Cara signora, non prenda questa fuga come una resa, non è questa la ragione. Io sono una molto testarda e, forse sarei rimasta a combattere ancora, proprio per dimostrare che ce la potevo fare, ma altri eventi più importanti sono subentrati in questa situazione e hanno la precedenza su tutto e tutti. Penso che abbia sentito e visto le notizie del terremoto nel centro Italia che ha spazzato via città e paesi, ebbene uno di quei piccoli borghi è il mio e io non posso restare inerte davanti a una sciagura simile solo perché devo pensare a come evadere le sue tasse.

È un po’ tardi, forse, per certi discorsi, anch'io ho la mia buona parte di colpe, ma se non ci fossero tutte queste scappatoie furbastre per evadere soldi allo stato forse, e dico forse non a caso, le cose potrebbero procedere un po’ meglio di come vanno adesso. Io ho alimentato questa catena, diciamo pure di malaffare e non nego le mie responsabilità, solo mi chiedo quante altre o altri come me ci sono, che aiutano gente come lei e anche più grandi e famosi di lei.

Il terremoto ogni volta che si è presentato ha fornito l’alibi a molti di approfittare della situazione per migliorare la propria posizione, sia essa economica, sia professionale. Immagino adesso la sua faccia contrariata nel sentire queste parole, ma mi ascolti, non cada nella meschinità e nella retorica di un vuoto perbenismo.
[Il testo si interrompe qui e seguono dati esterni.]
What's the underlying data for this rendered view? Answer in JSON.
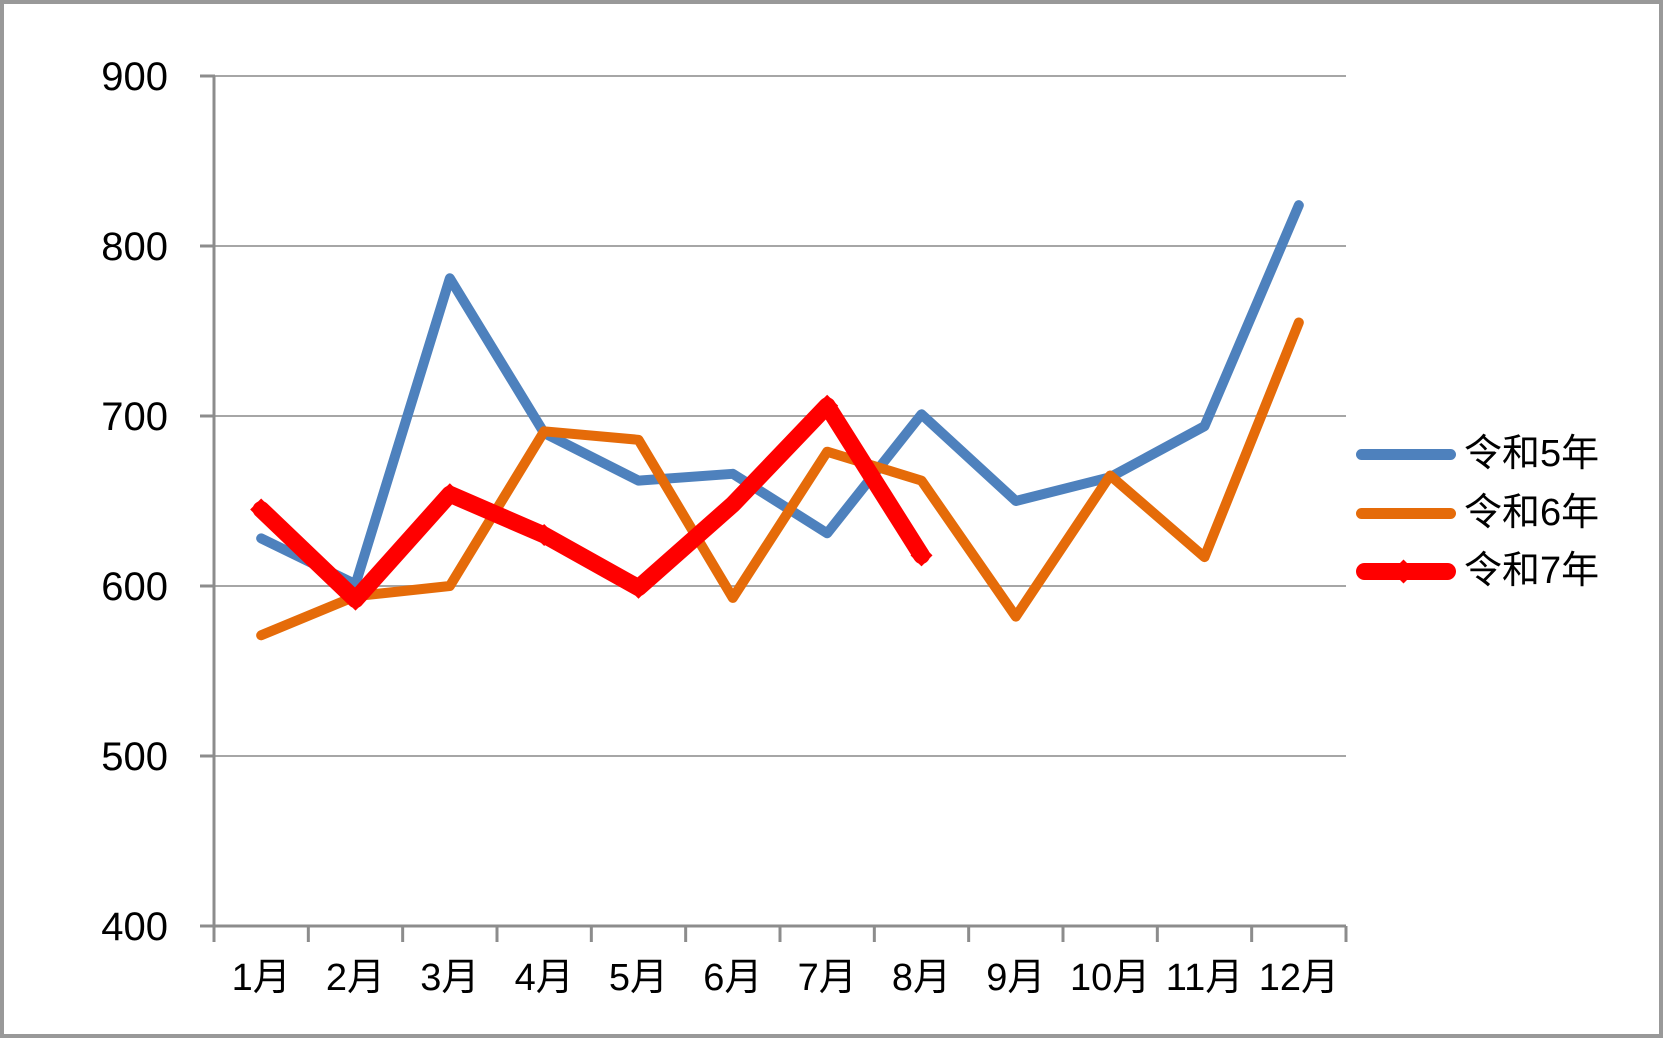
{
  "chart_data": {
    "type": "line",
    "categories": [
      "1月",
      "2月",
      "3月",
      "4月",
      "5月",
      "6月",
      "7月",
      "8月",
      "9月",
      "10月",
      "11月",
      "12月"
    ],
    "series": [
      {
        "name": "令和5年",
        "color": "#4E81BD",
        "line_width": 10,
        "marker": "none",
        "values": [
          628,
          601,
          781,
          690,
          662,
          666,
          631,
          701,
          650,
          664,
          694,
          824
        ]
      },
      {
        "name": "令和6年",
        "color": "#E56B09",
        "line_width": 10,
        "marker": "none",
        "values": [
          571,
          594,
          600,
          691,
          686,
          593,
          679,
          662,
          582,
          665,
          617,
          755
        ]
      },
      {
        "name": "令和7年",
        "color": "#FF0000",
        "line_width": 17,
        "marker": "diamond",
        "values": [
          645,
          592,
          654,
          630,
          599,
          648,
          706,
          618
        ]
      }
    ],
    "title": "",
    "xlabel": "",
    "ylabel": "",
    "ylim": [
      400,
      900
    ],
    "yticks": [
      400,
      500,
      600,
      700,
      800,
      900
    ],
    "grid": "horizontal",
    "legend_position": "right",
    "colors": {
      "grid_line": "#A6A6A6",
      "axis_line": "#8C8C8C",
      "tick_text": "#000000",
      "frame_border": "#999999",
      "background": "#FFFFFF"
    }
  },
  "legend": {
    "items": [
      {
        "label": "令和5年"
      },
      {
        "label": "令和6年"
      },
      {
        "label": "令和7年"
      }
    ]
  }
}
Ho avuto simpatia per lei e continuo ad averne, lei non è peggiore di tanti altri, è solo una donna che si è dovuta adeguare al gioco, se voleva imporsi nel suo mondo di lustrini doveva adattarsi e l'ha fatto.

Ora sto per raggiungere il paese dal quale ero scappata e spero, innanzitutto, che il mio ex fidanzato sia fra quelli che si sono salvati e che mi accolga con un sorriso. Non pretendo che mi butti le braccia al collo, ma che almeno mi sorrida, se lo farà saprò che mi ha perdonato e posso sperare di riprendere un discorso interrotto per una mia stupida decisione, se non vorrà farlo lo capirò, forse al posto suo non lo farei nemmeno io.
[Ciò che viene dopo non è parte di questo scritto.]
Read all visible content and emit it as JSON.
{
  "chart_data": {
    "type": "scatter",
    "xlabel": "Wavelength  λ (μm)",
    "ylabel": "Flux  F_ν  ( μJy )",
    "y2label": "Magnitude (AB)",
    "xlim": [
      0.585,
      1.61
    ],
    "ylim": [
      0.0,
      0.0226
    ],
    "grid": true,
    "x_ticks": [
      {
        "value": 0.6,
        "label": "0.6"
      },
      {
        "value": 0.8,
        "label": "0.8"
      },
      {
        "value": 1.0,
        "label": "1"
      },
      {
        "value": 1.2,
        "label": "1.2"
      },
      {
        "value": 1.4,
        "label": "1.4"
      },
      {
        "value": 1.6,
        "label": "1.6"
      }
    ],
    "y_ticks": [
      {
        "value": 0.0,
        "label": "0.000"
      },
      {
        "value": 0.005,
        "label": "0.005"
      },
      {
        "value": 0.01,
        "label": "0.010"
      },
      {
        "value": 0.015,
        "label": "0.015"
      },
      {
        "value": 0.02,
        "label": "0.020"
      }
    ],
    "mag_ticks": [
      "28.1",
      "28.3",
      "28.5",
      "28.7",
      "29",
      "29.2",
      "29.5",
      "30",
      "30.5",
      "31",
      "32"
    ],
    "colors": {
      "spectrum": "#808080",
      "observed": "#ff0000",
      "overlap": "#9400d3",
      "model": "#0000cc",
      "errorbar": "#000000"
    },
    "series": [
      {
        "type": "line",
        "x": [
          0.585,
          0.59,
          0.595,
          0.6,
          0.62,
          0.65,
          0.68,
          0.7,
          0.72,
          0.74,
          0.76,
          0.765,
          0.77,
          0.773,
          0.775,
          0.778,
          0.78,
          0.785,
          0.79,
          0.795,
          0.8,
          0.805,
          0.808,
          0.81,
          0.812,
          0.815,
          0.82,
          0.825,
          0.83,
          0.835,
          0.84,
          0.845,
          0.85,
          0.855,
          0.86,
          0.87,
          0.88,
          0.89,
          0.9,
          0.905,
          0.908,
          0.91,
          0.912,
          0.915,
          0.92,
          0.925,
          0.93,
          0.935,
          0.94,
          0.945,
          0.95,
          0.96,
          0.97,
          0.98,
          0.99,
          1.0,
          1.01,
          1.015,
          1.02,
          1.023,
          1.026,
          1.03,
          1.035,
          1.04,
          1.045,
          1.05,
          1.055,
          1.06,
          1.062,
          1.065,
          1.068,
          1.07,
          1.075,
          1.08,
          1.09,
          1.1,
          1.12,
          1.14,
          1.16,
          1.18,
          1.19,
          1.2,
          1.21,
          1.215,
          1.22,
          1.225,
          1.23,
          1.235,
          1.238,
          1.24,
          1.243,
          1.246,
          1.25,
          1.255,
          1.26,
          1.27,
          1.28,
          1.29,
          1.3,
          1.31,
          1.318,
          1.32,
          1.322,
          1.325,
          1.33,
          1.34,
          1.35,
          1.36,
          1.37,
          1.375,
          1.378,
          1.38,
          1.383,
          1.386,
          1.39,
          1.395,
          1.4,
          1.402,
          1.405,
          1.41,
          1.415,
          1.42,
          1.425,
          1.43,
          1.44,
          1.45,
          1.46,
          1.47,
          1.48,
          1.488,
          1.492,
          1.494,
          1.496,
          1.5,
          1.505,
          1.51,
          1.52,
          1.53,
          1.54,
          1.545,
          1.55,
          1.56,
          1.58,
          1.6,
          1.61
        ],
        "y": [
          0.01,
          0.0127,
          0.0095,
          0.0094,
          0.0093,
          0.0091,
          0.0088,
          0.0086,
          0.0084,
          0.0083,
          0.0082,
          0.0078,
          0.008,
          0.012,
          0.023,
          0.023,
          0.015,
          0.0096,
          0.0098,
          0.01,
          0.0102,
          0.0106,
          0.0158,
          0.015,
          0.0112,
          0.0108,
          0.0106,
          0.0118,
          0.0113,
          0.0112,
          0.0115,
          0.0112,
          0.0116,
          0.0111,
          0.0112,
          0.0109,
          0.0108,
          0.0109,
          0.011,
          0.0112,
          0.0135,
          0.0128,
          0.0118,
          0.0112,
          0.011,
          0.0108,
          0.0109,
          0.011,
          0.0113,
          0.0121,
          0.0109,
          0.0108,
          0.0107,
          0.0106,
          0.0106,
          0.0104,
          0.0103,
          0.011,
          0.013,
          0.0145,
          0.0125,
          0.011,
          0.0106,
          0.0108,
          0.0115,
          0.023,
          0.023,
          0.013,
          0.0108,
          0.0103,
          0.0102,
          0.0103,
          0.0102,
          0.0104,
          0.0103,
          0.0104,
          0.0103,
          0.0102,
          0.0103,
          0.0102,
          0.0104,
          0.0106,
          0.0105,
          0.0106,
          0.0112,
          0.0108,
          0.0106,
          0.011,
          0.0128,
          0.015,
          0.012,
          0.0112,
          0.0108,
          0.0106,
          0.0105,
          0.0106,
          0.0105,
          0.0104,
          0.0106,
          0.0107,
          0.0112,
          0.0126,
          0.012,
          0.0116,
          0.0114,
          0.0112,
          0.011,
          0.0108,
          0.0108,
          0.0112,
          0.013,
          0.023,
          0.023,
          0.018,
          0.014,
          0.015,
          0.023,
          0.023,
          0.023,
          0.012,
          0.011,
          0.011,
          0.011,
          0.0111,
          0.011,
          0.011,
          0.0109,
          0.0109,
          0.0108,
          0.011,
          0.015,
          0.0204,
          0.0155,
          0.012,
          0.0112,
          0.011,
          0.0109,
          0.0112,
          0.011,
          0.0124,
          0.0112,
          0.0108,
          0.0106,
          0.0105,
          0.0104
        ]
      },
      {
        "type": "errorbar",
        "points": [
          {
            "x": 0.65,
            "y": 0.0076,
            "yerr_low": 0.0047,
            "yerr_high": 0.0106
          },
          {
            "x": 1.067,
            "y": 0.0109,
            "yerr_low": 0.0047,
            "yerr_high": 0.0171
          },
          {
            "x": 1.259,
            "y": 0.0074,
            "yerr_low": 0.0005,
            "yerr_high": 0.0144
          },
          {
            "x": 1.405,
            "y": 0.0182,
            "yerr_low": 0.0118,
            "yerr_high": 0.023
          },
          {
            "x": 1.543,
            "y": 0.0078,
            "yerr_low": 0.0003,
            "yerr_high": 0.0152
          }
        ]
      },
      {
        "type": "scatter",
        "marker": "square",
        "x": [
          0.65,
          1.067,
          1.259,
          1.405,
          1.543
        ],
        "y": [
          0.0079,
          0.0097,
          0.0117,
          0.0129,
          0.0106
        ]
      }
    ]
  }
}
Voglio augurarle di continuare ad avere il successo che ha e che duri a lungo, io dico che lo merita perché è una donna intelligente, volitiva e preparata, capace di reggere la concorrenza che sappiamo essere molto agguerrita.

Vorrei solo darle un consiglio da amica, se mi ritiene tale e mi consente di darglielo. Lasci perdere tutti quei sotterfugi ai quali ricorre per risparmiare qualche euro, lasci quella strada. Mi creda, alla fine, non ne vale la pena, magari guadagna qualcosa in meno, ma non le cambierà la vita. Se pagherà il giusto vedrà, dopo si sentirà leggera e contenta. Avere la coscienza pulita fa guardare il mondo da un’altra prospettiva e lo vedrà migliore.
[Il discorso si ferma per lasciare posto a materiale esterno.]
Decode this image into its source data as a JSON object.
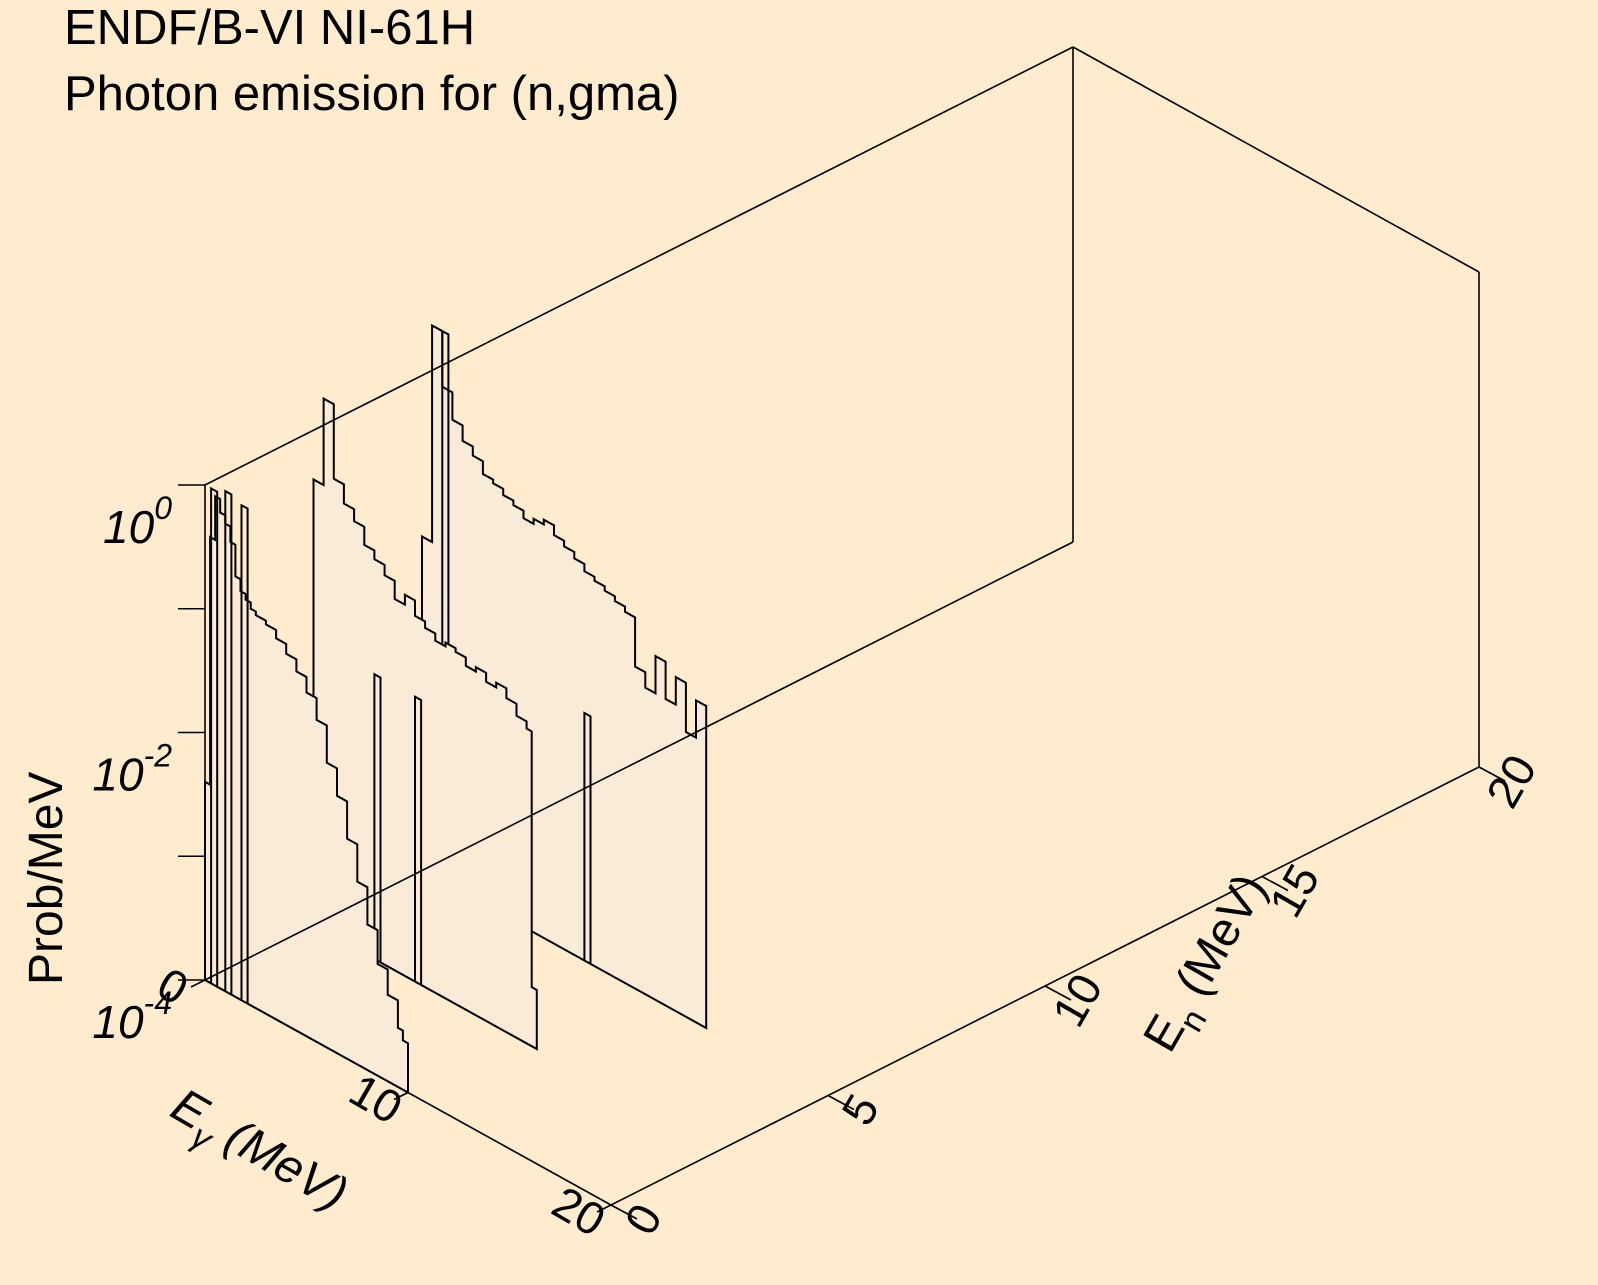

Spero con tutto il cuore che là dove sto andando le cose non siano catastrofiche e se i miei progetti futuri riusciranno a realizzarsi vorrei invitarla fin da adesso a venire a trovarci in quella campagna che lei tanto desidera vedere. Le lascio il mio numero di telefono nel caso dovesse servirle, non posso darle un recapito perché non so se al mio indirizzo, esiste ancora una casa.